For surgeons treating prosthetic joint infection (PJI) in total knee arthroplasty (TKA), the indications for debridement, antibiotics and implant retention (DAIR) are unclear. The Auckland classification divides PJIs into “early” infections occurring within one year of primary, and “late” infections occurring after one year. Previous studies have demonstrated higher success rate of DAIR within one year of the primary arthroplasty. This study aimed to compare the success rate of DAIR vs revision in “early” and “late” infections to provide guidance for choosing the preferred treatment strategy.
The Prosthetic Joint Infection in Australia and New Zealand Observational (PIANO) is a prospective cohort study of PJIs between July 2014 and December 2017 in 27 hospitals across Australia and New Zealand. This study included PIANO patients with first time PJIs occurring after primary TKA. Baseline patient and surgical data were collected on patient enrolment and follow-up completed at 1- and 2-years. Treatment success was defined as the patient being alive, free from further revision and without clinical or microbiological evidence of reinfection at two years follow-up.
Patients were classified into the DAIR and Revision groups based on the treatment strategy selected. Patients with a sinus tract or treated with non-curative intent were excluded. “Early” and “late” infections were analyzed separately. Univariate analysis was performed to compare demographic and disease specific factors compared between the DAIR and Revision groups. Multivariate binary logistic regression was performed to identify whether treatment strategy and other risk factors were associated with treatment success in “early” and “late” infections.

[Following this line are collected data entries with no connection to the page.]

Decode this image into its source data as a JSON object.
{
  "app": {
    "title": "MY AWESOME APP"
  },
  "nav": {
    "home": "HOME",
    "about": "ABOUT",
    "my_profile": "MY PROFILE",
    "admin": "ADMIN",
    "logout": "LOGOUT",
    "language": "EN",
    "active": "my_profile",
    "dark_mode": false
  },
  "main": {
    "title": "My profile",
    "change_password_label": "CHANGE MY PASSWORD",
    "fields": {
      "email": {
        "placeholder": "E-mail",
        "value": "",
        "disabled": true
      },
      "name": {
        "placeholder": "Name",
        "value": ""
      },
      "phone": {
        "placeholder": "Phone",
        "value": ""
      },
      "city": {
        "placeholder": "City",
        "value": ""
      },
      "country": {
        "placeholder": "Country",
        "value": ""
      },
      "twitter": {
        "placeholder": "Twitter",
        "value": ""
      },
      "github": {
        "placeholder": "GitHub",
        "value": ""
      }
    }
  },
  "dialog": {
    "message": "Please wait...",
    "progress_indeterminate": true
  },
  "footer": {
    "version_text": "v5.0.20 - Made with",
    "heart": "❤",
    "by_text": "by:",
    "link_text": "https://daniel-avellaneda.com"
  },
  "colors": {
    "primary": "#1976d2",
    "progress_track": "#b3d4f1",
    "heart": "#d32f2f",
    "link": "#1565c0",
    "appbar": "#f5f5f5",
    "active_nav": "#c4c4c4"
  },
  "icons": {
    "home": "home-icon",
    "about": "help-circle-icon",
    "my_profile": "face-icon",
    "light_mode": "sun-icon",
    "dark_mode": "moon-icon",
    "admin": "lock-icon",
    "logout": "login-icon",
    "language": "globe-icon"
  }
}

Of the 117 'early’ (<1 year) infections, 93 were initially managed with DAIR and 24 with revision. There were no differences in patient demographics (Age, gender, BMI, comorbidities) or disease factors (CRP on admission, organism type) between those treated with DAIR or revision. The DAIR group had a significantly greater proportion of patients with duration of symptoms less than 21 days (88.2% vs 45.8%, p<0.001). The treatment success rate was 56% in the DAIR group and 54% in the revision group for “early” infections (p=0.88). No independent risk factors were associated with treatment outcome on multivariate analysis.
Of 134 ‘late’ (>1 year) infections, 96 were initially managed with DAIR and 38 with revision. Patients in the DAIR group were more likely to have CRP>65 on presentation (89.6% vs 63.2%, p<0.001) and duration of symptoms <21days (91.7% vs 42.1%, p<0.001). The treatment success rate in “late” infections was 34.4% in the DAIR group and 60.5% in the Revision group (OR 3.07 p=0.006). On multivariate analysis, Revision was associated with 2.47x higher odds of treatment success (p=0.04) when compared to DAIR. Patients with at least one significant co-morbidity (OR 2.27, p=0.045) or with Staphylococcus aureus PJIs (OR 2.5, p=0.042) had higher odds of treatment failure.
Discussion And Conclusion
In “late” PJIs occurring greater than one year following primary TKA, a treatment strategy with revision rather than DAIR was associated with greater treatment success. Patients with significant comorbidities and Staphylococcus aureus PJIs were at higher risk of failure, regardless of treatment strategy.